Glossary¶
Shared terminology used across HyperbyteDB documentation.
| Term | Definition |
|---|---|
| Anti-entropy | Background process that detects data divergence between cluster nodes using Merkle trees and triggers delta sync to repair differences. |
| Arrow | Apache Arrow — in-memory columnar data format used internally for building RecordBatches before writing Parquet files. |
| Batching WAL | Optional decorator over the RocksDB WAL that groups multiple append operations into a single write batch (group commit) for higher throughput. |
| Bucket | A time partition (typically 1 hour or 1 day) used to group Parquet files for compaction and hash verification. |
| Cardinality | The number of unique values for a tag key or the number of unique measurements. High cardinality can degrade performance. |
| chDB | Embedded ClickHouse — the query engine used by HyperbyteDB. Runs in-process via the chdb-rust crate. Executes SQL queries over Parquet files using the file() table function. |
| Column Family (CF) | A RocksDB concept. HyperbyteDB uses separate column families for WAL entries (wal), WAL metadata (wal_meta), general metadata (metadata), and replication state. |
| Compaction | Background process that merges multiple small Parquet files within the same time bucket into fewer, larger files. Improves query performance and reduces file count. |
| Composition Root | bootstrap.rs — the single location where all adapters and services are wired together using dependency injection via Arc<dyn Trait>. |
| Continuous Query (CQ) | A named query that runs automatically on a schedule, typically used for downsampling raw data into summary measurements. |
| Delta Sync | Transfer of only the divergent time buckets between nodes, identified by Merkle tree comparison. More efficient than full sync. |
| Drain | Graceful node removal procedure: stop accepting writes, flush WAL, wait for replication acks, verify data, notify peers, shut down. |
| Field | A key-value pair in a data point that holds the actual measured value. Fields are not indexed. Field types are enforced after first write (Float, Integer, UInteger, String, Boolean). |
| Figment | Configuration loading library used by HyperbyteDB. Merges defaults, TOML config file, and environment variables. |
| Flush | Background process that reads WAL entries, converts them to Arrow RecordBatches, and writes Parquet files. Runs every flush.interval_secs. |
| Hexagonal Architecture | Design pattern where business logic depends only on abstract port traits, with concrete adapters plugged in at the composition root.

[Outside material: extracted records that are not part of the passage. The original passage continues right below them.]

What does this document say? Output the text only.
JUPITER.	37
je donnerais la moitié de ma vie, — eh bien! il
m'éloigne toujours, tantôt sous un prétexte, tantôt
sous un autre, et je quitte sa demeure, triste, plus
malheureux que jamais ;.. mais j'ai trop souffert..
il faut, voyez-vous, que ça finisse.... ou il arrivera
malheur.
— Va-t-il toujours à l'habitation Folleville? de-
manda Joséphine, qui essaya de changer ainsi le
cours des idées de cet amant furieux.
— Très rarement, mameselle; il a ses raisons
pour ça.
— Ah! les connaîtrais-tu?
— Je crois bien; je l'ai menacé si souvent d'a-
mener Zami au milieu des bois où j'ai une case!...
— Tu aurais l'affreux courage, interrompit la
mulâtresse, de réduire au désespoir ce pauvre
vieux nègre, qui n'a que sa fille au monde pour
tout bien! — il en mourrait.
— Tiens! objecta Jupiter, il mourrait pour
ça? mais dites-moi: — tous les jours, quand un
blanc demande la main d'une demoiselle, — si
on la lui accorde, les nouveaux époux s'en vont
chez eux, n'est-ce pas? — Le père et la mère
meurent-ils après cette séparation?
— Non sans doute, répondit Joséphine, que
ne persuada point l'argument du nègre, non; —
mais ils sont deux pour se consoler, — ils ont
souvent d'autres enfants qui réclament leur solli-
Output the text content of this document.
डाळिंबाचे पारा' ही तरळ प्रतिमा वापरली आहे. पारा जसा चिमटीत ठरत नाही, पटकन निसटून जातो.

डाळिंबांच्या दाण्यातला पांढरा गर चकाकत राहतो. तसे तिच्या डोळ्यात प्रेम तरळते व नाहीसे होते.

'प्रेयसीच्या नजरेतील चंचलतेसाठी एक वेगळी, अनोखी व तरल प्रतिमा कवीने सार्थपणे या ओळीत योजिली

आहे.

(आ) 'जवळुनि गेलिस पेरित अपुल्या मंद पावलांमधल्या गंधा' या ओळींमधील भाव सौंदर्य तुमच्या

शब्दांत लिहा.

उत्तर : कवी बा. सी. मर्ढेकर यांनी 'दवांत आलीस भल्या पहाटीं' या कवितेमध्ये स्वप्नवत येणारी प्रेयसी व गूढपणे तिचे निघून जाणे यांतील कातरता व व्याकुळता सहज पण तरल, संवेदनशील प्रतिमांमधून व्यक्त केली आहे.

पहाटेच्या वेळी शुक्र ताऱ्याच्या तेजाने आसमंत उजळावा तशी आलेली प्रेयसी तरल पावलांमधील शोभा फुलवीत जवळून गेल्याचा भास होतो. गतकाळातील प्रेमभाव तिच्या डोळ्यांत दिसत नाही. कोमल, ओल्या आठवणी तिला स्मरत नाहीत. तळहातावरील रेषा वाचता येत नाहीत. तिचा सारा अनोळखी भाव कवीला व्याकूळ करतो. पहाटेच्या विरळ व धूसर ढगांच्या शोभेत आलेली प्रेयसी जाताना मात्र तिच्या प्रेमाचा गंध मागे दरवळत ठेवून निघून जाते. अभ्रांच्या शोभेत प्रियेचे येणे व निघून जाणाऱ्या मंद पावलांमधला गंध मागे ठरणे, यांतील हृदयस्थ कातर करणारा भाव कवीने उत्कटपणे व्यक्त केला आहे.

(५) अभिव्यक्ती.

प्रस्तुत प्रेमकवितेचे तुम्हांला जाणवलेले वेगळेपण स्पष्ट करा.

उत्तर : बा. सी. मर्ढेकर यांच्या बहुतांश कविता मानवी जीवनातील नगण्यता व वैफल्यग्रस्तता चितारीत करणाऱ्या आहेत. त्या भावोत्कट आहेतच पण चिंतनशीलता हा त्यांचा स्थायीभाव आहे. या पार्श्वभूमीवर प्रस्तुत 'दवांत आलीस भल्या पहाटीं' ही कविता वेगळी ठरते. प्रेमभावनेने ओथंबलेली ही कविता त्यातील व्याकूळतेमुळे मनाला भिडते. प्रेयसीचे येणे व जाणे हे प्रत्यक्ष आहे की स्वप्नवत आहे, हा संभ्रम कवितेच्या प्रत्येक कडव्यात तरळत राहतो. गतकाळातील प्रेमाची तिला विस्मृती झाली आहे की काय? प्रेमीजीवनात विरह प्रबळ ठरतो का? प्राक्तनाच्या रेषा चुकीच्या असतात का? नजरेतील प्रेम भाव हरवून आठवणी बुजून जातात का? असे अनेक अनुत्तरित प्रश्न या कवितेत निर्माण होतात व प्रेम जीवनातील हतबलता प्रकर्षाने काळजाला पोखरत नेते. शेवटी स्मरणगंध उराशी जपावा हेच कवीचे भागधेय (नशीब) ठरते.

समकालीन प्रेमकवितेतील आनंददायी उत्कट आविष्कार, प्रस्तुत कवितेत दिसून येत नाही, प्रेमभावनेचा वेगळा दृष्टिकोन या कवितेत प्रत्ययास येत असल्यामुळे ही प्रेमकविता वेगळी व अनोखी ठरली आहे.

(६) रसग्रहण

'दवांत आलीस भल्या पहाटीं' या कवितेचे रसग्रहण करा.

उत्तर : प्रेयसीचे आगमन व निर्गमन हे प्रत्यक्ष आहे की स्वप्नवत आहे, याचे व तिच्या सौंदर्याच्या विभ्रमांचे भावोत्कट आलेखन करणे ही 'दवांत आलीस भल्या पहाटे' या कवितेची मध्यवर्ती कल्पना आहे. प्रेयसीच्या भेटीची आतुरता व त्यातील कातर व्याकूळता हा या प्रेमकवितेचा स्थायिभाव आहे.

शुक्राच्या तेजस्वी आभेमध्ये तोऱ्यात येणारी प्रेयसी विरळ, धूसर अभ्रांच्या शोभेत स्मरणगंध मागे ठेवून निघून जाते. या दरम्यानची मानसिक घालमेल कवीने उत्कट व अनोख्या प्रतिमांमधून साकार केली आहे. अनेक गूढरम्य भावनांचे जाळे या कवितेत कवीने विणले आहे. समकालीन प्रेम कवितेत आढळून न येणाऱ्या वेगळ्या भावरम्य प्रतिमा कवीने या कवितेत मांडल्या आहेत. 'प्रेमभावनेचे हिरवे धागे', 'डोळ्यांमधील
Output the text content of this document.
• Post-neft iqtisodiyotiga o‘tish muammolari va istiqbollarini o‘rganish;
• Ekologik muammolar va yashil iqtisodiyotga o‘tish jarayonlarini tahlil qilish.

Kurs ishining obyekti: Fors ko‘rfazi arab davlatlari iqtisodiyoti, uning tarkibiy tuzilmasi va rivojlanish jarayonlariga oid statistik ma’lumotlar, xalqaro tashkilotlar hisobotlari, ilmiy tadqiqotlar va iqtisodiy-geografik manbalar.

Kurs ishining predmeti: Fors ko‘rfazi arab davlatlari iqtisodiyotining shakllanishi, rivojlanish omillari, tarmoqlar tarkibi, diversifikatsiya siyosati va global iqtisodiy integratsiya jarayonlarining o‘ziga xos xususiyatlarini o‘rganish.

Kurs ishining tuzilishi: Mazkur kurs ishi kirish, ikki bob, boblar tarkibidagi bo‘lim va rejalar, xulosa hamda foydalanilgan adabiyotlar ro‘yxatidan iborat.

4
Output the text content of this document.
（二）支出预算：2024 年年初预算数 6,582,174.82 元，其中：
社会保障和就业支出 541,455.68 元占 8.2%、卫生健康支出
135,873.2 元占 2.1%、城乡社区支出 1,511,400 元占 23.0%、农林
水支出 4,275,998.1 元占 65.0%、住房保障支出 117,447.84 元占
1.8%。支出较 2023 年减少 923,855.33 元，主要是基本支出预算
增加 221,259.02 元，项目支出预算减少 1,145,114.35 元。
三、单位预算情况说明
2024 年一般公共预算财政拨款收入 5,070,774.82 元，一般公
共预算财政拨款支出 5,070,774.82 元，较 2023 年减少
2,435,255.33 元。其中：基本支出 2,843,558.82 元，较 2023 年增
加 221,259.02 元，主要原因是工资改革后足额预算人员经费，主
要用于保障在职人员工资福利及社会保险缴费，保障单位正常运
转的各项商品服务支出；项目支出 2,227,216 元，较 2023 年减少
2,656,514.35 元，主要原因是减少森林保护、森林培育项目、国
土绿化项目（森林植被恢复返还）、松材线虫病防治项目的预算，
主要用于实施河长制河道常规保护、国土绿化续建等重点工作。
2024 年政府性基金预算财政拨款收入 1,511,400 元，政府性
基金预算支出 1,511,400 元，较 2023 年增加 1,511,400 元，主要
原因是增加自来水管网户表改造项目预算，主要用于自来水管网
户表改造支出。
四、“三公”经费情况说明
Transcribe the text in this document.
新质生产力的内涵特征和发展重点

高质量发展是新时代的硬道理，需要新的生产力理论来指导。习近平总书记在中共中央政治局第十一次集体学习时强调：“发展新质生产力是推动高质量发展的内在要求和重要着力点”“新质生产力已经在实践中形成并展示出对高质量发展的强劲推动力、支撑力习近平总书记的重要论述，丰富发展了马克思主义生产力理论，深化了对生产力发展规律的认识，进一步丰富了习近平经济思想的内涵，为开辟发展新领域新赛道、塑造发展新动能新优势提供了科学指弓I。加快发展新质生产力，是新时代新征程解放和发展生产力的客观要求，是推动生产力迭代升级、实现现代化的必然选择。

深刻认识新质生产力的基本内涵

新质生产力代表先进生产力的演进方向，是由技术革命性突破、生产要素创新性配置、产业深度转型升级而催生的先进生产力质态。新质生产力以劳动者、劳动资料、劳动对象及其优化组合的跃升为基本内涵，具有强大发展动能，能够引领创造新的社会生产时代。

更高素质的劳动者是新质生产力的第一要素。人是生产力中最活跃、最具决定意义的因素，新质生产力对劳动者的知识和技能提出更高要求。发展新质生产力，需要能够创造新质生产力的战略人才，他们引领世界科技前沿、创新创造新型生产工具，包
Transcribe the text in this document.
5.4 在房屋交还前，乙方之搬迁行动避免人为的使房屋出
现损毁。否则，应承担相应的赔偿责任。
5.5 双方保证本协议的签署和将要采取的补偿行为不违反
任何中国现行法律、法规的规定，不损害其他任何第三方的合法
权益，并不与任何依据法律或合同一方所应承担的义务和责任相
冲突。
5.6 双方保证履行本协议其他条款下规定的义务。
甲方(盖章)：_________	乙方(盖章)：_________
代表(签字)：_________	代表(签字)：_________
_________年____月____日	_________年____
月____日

Also called ports and adapters. |
| Hinted Handoff | Mechanism that stores writes destined for unreachable peers in a local queue and replays them when the peer recovers. |
| InfluxQL | Query language compatible with InfluxDB 1.x. Supports SELECT with aggregates/transforms, SHOW commands, DDL, DELETE, and continuous queries. |
| Line Protocol | InfluxDB's text-based wire format for writing time-series data: measurement,tag=val field=val timestamp. |
| Master-Master Replication | Clustering model where every node independently accepts writes and replicates them to all peers asynchronously. |
| Measurement | Analogous to a table in a relational database. Contains a set of tag keys and field keys. |
| Merkle Tree | Hash tree structure built over time-bucketed Parquet file metadata. Used for efficient divergence detection between cluster nodes. |
| Metadata | Database definitions, measurement schemas (field types, tag keys), Parquet file registry, user accounts, tombstones, and CQ definitions. Stored in RocksDB. |
| OpenRaft | Rust implementation of the Raft consensus protocol. Used by HyperbyteDB for schema mutation ordering in cluster mode. |
| Orphan File | A Parquet file on disk with no corresponding entry in the metadata registry. Cleaned up automatically during compaction. |
| Parquet | Apache Parquet — columnar storage format. HyperbyteDB stores time-series data as ZSTD-compressed Parquet files with 65K row groups and page-level statistics. |
| Point | A single data observation: measurement name, tag set, field set, and timestamp (nanoseconds since Unix epoch). |
| Port | An abstract trait in the hexagonal architecture that defines a boundary between business logic and infrastructure (e.g., WalPort, StoragePort). |
| Precision | Timestamp unit for line protocol writes: ns (nanoseconds), us/u (microseconds), ms (milliseconds), s (seconds). |
| Raft | Consensus algorithm used for schema mutations in cluster mode. Ensures all nodes apply CREATE/DROP/DELETE operations in the same order. |
| RecordBatch | Arrow's in-memory columnar data container. Points are converted to RecordBatches during flush and compaction. |
| Replication Log | RocksDB-backed store tracking WAL and mutation acknowledgements from peers. Used for safe WAL truncation in cluster mode. |
| Retention Policy (RP) | Configuration that controls how long data is kept. Each database has one or more RPs. The default RP is autogen with infinite duration. |
| RocksDB | Embedded key-value store. Used for the WAL (durable write log), metadata store, replication log, and Raft state. |
| Self-Repair | Compaction-driven process that verifies Parquet data consistency between cluster nodes using bucket hashes and fetches corrected data from authoring peers. |
| Series | A unique combination of measurement name and tag set. Each series has its own time-ordered sequence of field values. |
| Statement Summary | Ring buffer tracking recently executed InfluxQL statements with query digest, latency, and error status. Exposed via GET /api/v1/statements. |
| Tag | A key-value pair in a data point used for indexing and grouping. Tags are always strings. Stored in metadata for SHOW TAG queries. |
| Tombstone | A metadata record created by DELETE statements. Marks data for exclusion at query time without physically removing Parquet rows. |
| Verified Compaction | Cluster-mode compaction pass that hashes cold data buckets against authoring peers and replaces divergent files. |
| WAL (Write-Ahead Log) | Durable, ordered log where incoming writes are persisted before the client receives a response. Data in the WAL is flushed to Parquet by the background flush service. |